Effective Crypto Ban — A Myth

Cryptos are difficult to ban effectively. Just as file sharing has not been banned effectively despite the efforts of various governments for the last 20 years, cryptos too cannot be banned. It is a peer-to-peer network. Nigeria has not succeeded to implement the ban on cryptos. Crypto investors can carry out transactions using peer-to-peer networks, and fiat money. The transactions can happen on other payment platforms.

Decentralised Finance (DeFi) platforms that operate on blockchains can be used to trade in cryptos without any intermediaries such as banks or crypto exchanges. User signups are anonymous on these platforms (no name, id markers suchas email or location). Many Chinese transactions seem to be happening this way after the ban. At least the exchanges do the KYC. DeFi platforms do not . Crypto exchanges are based on servers. DeFi platforms are not controlled by a single or group of servers. These too operate through distributed peer-to-peer networks run by computers across the world.

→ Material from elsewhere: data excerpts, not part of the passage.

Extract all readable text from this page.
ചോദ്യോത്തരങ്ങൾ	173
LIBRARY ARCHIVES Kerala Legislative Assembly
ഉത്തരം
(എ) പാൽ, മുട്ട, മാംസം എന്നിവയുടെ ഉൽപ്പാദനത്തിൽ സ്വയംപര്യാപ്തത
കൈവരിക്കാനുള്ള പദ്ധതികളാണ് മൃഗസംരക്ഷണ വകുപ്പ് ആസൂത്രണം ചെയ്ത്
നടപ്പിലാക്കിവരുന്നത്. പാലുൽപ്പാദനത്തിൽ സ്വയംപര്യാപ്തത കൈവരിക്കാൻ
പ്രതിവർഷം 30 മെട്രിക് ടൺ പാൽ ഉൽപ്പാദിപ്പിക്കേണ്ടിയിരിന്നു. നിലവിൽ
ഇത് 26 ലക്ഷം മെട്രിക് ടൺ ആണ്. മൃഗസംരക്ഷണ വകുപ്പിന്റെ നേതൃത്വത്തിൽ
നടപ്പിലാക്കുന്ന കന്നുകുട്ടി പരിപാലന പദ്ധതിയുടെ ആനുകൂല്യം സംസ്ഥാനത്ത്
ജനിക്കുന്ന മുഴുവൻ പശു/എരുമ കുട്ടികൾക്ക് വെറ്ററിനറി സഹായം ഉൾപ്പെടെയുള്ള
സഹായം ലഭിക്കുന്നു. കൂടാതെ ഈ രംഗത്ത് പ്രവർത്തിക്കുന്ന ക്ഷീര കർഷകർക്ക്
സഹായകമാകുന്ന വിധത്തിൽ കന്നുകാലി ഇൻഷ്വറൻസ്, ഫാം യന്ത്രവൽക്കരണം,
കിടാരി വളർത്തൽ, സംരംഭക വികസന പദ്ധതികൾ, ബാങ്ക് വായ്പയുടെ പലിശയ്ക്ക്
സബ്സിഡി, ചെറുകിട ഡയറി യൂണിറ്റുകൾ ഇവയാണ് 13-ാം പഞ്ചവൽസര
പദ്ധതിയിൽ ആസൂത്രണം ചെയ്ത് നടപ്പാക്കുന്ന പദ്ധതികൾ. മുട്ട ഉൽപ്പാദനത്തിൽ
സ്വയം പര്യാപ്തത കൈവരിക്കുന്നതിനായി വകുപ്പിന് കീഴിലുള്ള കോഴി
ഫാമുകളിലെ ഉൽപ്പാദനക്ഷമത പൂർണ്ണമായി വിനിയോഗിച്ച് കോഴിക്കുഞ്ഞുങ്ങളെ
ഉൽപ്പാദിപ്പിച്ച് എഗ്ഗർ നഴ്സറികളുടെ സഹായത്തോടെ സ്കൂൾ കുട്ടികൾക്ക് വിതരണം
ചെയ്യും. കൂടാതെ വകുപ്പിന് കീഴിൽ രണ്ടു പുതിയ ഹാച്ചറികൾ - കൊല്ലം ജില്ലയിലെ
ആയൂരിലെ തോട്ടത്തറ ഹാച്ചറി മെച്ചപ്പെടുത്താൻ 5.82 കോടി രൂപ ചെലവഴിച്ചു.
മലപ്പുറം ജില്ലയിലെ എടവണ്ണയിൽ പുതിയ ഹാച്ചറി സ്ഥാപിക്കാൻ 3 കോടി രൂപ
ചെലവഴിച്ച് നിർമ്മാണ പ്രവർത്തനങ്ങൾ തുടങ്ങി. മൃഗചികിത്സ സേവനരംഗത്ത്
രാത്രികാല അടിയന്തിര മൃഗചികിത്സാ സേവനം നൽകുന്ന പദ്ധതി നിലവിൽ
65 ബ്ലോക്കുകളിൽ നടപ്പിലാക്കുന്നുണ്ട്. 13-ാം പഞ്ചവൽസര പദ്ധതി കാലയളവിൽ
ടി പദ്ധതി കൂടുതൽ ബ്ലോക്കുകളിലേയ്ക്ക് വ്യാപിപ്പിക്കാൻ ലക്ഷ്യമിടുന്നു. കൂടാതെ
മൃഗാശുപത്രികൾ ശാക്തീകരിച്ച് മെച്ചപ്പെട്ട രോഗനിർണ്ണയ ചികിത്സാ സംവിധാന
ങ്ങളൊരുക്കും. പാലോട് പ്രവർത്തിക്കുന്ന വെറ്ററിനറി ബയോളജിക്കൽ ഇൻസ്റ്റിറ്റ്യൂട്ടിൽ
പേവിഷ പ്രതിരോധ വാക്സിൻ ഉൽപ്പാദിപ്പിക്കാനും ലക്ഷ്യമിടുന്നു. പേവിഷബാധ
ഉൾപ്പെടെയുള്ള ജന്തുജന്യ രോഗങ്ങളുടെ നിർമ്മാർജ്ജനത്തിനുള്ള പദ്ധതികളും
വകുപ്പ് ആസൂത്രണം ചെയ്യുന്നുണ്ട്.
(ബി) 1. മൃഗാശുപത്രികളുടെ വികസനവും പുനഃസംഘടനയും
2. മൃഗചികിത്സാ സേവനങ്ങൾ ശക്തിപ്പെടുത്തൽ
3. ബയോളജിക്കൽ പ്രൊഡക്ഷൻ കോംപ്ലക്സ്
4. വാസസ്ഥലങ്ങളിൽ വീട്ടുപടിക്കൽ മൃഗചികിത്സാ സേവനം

DeFi platforms and cryptos can be banned by banning the ports — the interfaces that that allow computers to communicate regarding a software. However, in essence it blocks other genuine software utilising the same port.

Even banned exchanges can move abroad. These then can deal with customers through private virtual networks (VPNs).

People can do transactions in other jurisdictions.

Geeta Gopinath, from IMF, is of the opinion that the ban on cryptos may be tough to impose from a practical point of view. A lot of exchanges are offshore and not subject to a particular country’s regulation. A global compact is necessary, as an individual country cannot do the regulation.